Я подошел к окну и осмотрелся: пусто. Прибежала неизвестно откуда какая-то тощая собака, уселась на дороге и сосредоточенно уставилась в одну, известную только ей, точку. Рядом с ней на куст приземлилась ободранная ворона, покачалась немного на ветке и тоже замерла. Вообще-то правильное название этой птицы я не знал, но выглядела она, как пернатый клоун: клюв был в полтуловища, поэтому она его задрала к небу, чтоб легче было держать, перья топорщились и по своему окрасу создавали впечатление, что эту ворону изловил какой-то хулиган и, несмотря на все протесты, ухватив за лапы, от души вывозил в пыли. Эти два, неведомо откуда взявшихся существа, были, как стражи нашего спокойствия: разлетятся, разбегутся они — значит и нам надо настраиваться на прием гостей, отличающихся буйным нравом и дурными манерами.
— На всякий случай запер дверь в хозяйственном помещении, — сказал Стюарт, тем самым, выводя меня из нехорошего состояния вялой задумчивости.
— Ну, теперь мы, вроде, наиболее полно готовы к нелепым случайностям. Можно слегка побеседовать за жизнь.
— Расскажи лучше, как ты нашего мастера к порядку приучал. Мне до последнего времени было забавно наблюдать, как он пытался испепелить взглядом твою спину.
— Да уж, натерпелись мы оба. Ему-то что? Так, капитанский каприз. А мне? Балансирование на острой грани тотального объективизма из «Международного морского права».
— Это как?
— Может быть, так, а, может быть, и этак. Короче, повесь свои уши на гвоздь внимания и не хлопай ими по щекам.

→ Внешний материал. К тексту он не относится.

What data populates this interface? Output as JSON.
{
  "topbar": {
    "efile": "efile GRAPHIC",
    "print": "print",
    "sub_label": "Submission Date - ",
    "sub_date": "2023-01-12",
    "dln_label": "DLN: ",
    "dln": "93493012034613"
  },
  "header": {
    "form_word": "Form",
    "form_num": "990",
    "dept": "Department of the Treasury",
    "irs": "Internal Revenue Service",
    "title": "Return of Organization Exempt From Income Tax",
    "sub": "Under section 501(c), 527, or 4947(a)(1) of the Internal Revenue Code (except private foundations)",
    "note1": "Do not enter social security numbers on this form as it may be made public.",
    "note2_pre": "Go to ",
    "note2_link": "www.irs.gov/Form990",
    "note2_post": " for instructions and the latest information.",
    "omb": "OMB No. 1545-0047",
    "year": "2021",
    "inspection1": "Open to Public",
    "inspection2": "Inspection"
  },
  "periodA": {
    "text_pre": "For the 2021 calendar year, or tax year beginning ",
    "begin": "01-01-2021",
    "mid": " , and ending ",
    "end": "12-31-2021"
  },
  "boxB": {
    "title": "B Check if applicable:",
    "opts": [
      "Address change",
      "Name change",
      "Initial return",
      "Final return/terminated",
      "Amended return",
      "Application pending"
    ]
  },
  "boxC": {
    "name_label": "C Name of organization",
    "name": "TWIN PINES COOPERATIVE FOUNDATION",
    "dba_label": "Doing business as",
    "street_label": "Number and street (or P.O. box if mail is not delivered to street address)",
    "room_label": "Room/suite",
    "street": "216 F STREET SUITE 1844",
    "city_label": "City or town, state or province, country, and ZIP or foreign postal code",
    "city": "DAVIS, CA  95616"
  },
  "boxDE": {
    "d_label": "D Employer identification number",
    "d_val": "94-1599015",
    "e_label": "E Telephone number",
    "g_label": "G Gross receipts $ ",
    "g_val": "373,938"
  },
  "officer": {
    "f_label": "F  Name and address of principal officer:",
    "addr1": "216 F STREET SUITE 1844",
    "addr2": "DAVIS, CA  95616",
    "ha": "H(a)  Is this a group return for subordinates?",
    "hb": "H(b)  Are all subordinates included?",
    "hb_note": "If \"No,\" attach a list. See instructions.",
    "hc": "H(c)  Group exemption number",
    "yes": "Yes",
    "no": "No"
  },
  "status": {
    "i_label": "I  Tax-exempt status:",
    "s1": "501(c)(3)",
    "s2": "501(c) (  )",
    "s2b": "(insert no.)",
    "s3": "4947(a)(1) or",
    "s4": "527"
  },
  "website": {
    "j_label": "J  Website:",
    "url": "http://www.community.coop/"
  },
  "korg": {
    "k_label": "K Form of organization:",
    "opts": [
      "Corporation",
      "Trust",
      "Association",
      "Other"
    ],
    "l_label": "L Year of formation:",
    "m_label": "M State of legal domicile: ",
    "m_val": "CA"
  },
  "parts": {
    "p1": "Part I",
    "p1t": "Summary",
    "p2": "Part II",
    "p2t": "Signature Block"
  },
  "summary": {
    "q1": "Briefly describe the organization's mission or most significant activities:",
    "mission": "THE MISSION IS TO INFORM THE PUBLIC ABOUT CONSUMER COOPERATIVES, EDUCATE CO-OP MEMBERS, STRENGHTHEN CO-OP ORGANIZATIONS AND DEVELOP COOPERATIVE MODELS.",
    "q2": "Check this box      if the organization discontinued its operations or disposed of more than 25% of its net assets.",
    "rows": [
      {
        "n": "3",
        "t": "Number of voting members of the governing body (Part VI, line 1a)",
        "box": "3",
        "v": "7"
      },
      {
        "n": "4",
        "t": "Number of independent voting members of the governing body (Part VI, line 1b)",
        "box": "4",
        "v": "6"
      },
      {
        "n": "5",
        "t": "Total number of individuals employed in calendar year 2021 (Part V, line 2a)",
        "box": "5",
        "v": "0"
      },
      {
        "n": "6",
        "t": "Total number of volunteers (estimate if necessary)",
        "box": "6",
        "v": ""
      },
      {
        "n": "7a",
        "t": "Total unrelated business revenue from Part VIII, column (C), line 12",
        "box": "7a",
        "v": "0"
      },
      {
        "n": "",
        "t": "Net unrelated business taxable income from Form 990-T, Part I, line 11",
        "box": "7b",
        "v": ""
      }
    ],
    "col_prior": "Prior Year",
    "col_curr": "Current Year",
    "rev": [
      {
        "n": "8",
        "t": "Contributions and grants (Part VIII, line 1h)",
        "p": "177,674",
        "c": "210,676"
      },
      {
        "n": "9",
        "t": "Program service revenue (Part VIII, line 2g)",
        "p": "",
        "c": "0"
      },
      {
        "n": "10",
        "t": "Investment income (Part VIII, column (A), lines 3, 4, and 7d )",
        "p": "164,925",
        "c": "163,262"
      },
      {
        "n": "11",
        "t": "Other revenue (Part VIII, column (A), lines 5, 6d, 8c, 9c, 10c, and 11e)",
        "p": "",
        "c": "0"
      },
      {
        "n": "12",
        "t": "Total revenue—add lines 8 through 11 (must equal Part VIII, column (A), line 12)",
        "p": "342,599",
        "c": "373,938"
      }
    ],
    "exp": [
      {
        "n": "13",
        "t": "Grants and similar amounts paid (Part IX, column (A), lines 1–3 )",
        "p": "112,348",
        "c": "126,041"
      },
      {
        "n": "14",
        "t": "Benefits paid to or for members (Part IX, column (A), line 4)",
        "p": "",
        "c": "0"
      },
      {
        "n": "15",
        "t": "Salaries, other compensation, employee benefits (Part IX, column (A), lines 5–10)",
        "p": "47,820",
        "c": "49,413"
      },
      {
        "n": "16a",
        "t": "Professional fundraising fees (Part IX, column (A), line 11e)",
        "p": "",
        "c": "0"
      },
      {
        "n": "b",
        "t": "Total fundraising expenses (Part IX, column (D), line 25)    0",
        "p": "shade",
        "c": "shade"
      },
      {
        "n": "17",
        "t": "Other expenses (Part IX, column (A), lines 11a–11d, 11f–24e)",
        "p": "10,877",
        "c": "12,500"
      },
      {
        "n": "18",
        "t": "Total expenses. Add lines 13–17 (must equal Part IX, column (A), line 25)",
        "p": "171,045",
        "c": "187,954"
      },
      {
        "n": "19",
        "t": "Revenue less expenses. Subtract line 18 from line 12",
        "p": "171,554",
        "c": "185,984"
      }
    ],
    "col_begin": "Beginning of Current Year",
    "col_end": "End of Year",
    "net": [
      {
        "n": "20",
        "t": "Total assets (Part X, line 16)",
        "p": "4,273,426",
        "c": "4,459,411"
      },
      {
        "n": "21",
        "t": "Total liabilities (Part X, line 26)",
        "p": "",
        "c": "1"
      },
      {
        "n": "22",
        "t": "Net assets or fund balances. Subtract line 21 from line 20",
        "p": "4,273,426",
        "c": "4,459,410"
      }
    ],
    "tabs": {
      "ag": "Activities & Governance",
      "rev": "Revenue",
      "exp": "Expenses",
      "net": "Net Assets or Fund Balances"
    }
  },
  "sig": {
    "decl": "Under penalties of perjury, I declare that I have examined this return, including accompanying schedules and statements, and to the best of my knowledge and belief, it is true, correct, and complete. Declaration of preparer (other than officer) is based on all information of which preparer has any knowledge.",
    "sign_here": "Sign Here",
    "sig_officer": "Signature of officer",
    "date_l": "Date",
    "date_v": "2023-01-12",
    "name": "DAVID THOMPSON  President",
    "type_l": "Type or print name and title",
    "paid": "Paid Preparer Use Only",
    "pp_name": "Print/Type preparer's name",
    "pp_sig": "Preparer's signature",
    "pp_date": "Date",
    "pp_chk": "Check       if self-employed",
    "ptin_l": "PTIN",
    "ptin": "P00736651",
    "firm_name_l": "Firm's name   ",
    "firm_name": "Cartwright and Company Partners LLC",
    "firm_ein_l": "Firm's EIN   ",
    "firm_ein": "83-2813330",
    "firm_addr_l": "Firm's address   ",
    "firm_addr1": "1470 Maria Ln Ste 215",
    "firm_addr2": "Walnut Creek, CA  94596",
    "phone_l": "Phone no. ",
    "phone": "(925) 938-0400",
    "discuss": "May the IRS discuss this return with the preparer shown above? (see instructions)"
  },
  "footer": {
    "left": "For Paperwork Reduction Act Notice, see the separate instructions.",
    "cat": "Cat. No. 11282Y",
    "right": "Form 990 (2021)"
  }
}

Стюарт только поудобнее устроился на стуле поодаль окна, готовый заметить любое изменение в положении вещей на прилегающих территориях. Сосредоточенная собака и ворон — стервятник продолжали нести свой добровольный караул.
Судьба сталкивала меня на океанских просторах не только с русскоязычными капитанами. Довелось мне поработать под руководством разных «морских волков», как их величают недалекие немецкие бюргеры: это и Хансен, и Номменсен, и Ян, и Фризе, и еще пара — тройка забытых мною фамилий. Они были разные люди: и откровенные негодяи, как Номменсен, и образцы порядочности, как Ян. Но всех их объединял один признак: они были стары. Не в смысле, «стары» и «суперстары», ходили и звездили, где только можно. Просто возраст у них был гораздо далек от подросткового и вовсю подходил под формулировку: «песок сыпался». То ли нынешнее молодое поколение буржуазных заграниц не пытается искать морскую отдушину в романтике, то ли вместо дома престарелых стариков отправляют на процедуры, связанные с якобы целебным морским воздухом, позволяющим сглаживать приступы шизофрении. Однако они активно трактовали морскую практику, исходя из своего опыта, вмешивались везде и всегда, брюзжа и недовольствуя, а, зачастую, негодуя. И продолжали, дряхлея все больше и больше, упорно поглощать контракт за контрактом, оставаясь вечноживыми, как пролетарские вожди.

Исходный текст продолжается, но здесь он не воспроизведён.